Swonarew Kut - Звонарёв Кут
Swonarew Kut - Звонарёв Кут
In Folge des Krieges zwischen Deutschland und der Sowjetunion wurde im August 1941 durch einen Erlass des Obersten Sowjets der UdSSR die gesamte deutsche Bevölkerung der Kollaboration für schuldig befunden. Bald darauf wurde die Wolgadeutsche Republik aufgelöst und die deutsche Bevölkerung deportiert. Die meisten brachte man nach Kasachstan und Sibirien. Die Deutschen unterstanden während des und nach dem Zweiten Weltkrieg bis Januar 1956 einer sogenannten Kommandantur mit strengen Meldepflichten, Ausgangsbeschränkungen und Diskriminierungen. Die Männer im Alter von 17 bis 50 Jahre(ab 1942 - von 15 bis 55 Jahre) wurden in die sogenannte Trudarmee (zu Deutsch: Arbeitsarmee) eingezogen. Von Oktober 1942 an wurden auch massenhaft russlanddeutsche Frauen zwischen 16 und 45 Jahren in die Trudarmee einberufen. Da die Trudarmee unter der Aufsicht von NKWD(sowjetischer Geheimdienst) stand, mussten die Russlanddeutschen die Schwerstarbeit beim Bau von Industrieanlagen(z.B. in Tscheljabinsk und Solikamsk), im Bergbau oder beim Holzfällen verrichten. Viele sind in dieser Zeit verhungert, erfroren oder ermordet worden.
Das deutsche Dorf Stahl am Karaman, dessen Geschichte von 1766 bis 1941 andauerte, wurde am 15. September einfach aufgelöst. An einem Tag wurde die gesamte Bevölkerung zusammengetrieben und nach Sibirien und Kasachstan deportiert. Dank einem einzigartigen Namensverzeichnis, das von Irma Justus und Jakob Kämpf im Jahre 1978 erstellt und von Andrej Justus bearbeitet wurde, können wir heute erfahren, welche Familien 1941 in Stahl am Karaman lebten und am 15. September 1941 deportiert wurden. Zum Namensverzeichnis gibt es einen nicht weniger einzigartigen Dorfplan von 1941, der uns eine Einsicht auf die Straßennamen und Straßenführung gibt, es sind auch Hausnummern der Bewohner verzeichnet. Der Plan gibt uns auch eine Vorstellung zu Stahls Umgebung – Tabakfeld, Birkenwiese oder Winkelwald.

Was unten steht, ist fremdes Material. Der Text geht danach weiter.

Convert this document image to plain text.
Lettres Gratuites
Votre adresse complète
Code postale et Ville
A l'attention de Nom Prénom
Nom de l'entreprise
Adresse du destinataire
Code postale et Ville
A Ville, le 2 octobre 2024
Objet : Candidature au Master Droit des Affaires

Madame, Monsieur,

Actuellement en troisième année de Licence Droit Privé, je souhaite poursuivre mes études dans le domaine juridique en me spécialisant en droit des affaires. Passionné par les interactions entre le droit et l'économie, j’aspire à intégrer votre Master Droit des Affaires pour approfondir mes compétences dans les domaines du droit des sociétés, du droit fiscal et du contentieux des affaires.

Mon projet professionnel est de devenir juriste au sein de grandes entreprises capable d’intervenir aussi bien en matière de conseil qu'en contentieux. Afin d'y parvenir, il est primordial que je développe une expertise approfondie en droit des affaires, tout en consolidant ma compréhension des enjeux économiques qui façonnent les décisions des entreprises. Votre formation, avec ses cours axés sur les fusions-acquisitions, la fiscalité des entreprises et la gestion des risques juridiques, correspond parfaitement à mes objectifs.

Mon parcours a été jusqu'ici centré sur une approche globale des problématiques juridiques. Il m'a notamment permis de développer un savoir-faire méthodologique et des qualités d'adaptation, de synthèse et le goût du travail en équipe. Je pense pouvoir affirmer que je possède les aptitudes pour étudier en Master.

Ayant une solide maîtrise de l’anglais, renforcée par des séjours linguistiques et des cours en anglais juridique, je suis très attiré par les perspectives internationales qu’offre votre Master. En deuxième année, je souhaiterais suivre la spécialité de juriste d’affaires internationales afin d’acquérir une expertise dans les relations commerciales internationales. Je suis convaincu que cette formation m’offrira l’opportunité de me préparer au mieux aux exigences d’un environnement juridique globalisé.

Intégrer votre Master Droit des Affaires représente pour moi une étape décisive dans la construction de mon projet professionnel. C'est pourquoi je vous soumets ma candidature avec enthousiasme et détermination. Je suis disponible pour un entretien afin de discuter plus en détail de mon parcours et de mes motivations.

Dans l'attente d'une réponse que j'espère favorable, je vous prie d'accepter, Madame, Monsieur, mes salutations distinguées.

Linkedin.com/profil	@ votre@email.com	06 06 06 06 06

August. Ein Tag wie gestern, wolkenloser Himmel.
Die Steppe badet in der Sonne goldnem Schein,
auf Feldern und auf Wegen tätiges Gewimmel:
Ein Volk fährt seines Fleißes Lohn, die Ernte, ein.
Da schlägt, vom Kreml selbst erfunden und gezündet,
aus heitrem Himmel prompt die Lügenbombe ein,
als ein Ukas, der barsch und rücksichtslos verkündet,
daß alle Wolgadeutschen Diversanten sei'n.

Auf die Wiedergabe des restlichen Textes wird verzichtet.